Index
A closer look at Phoenix GS continued
The Phoenix card is 292mm long (267mm reference board) and 112mm tall. The metal shroud looks nice. It is open on all sides and the openings serve as exhaust vents. We always advise users to clean the heatsink regularly. It’s good for the card and it also helps keep fan RPMs as low as possible. Accessing the heatsink is relatively easy. You can remove the shroud simply by undoing four screws that keep it attached to the heatsink.
The fans are attached directly to the heatsink, each fan with three screws.
Power Logic fans are chosen due to its dense, curved blade design.
Here you can see the heatsink. Everything feels solid and precise.
The Phoenix cooler has unusual heatsink design. It is made longer than the PCB to maximize dissipation surface. We have never seen the fins of the left part of the heatsink positioned differently from the right heatsink. But as long the performance is good we dont mind it.
All the fans are connected using a single 4-pin connector, and fan RPM can be regulated via different tools, like Gainward’s own EXPERTOOL.
There is no need to remove the entire cooler but we removed it to show the PCB. Note that removing the whole heatsink will void warranty.
The VRM heatspreader is made from copper and it is soldered directly to the main heatsink which improves heat dissipation.
The Phoenix cooler comes with elaborate heatpipe system.
The PCB looks a lot like the reference GTX 980 Ti board. There are only small changes in the layout. This design includes six phases +2 power supply with DrMOS for GPU core and two phases power supply for graphics memory that helps supply enough fuel to the 3D graphics engine and memory chips. Those six phases +2 PWM for those 2816 cores dynamically balance current loading for each phase to maximise the efficiency and stability the voltage level, the overall efficiency can be improved. The choke noise and EMI noise also be reduced.
The card uses an OnSemi NCP81174 voltage controller. The same controller is used for the GTX 980 Ti reference design.
The card has 6GB of GDDR5 memory. The SK Hynix chips, (model H5GQ4H24MFR-R2C) are specified to run at 1750 MHz (7000 MHz GDDR5 effective). All the memory modules are located at the front of the PCB, in the vicinity of the GPU.

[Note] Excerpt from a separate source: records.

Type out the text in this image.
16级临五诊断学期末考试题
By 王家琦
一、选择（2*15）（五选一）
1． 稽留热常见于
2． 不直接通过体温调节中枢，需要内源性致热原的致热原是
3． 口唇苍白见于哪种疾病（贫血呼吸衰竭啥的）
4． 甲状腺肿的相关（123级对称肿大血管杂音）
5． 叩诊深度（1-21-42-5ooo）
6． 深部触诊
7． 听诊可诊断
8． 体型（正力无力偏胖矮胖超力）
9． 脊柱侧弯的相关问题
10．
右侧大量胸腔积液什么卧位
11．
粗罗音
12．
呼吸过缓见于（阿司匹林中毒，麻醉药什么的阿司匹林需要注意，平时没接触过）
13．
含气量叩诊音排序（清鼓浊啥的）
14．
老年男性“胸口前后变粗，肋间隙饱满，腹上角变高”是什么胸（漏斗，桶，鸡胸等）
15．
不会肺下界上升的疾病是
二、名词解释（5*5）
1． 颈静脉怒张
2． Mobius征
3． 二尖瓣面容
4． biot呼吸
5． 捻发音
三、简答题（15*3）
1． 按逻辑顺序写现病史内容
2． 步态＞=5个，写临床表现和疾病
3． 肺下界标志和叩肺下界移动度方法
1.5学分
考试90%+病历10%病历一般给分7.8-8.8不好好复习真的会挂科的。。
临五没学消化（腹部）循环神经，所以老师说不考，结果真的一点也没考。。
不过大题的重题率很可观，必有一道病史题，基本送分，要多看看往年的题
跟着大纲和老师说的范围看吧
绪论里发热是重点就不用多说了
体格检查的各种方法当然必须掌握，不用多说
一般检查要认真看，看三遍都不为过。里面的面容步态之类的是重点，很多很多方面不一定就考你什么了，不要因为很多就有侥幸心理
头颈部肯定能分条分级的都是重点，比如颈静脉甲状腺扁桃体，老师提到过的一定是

The reference Geforce GTX 980 Ti comes with three DisplayPort, single HDMI (version 2.0 which enables 4K content at 60Hz in full 444 RGB colorspace) and single dual-link DVI display outputs. The Gainward GTX 980 Ti Phoenix Golden Sample card has the same configuration of video outputs. Four video outs can be used at the same time.
Like the reference card the new Phoenix also needs 8+6-pin PCI-Express power connectors.
The GTX 980 Ti Phoenix Golden Sample is ready for multi-GPU action, be it in standard two-card SLI, or 3-way and 4-way SLI. It features two SLI connectors.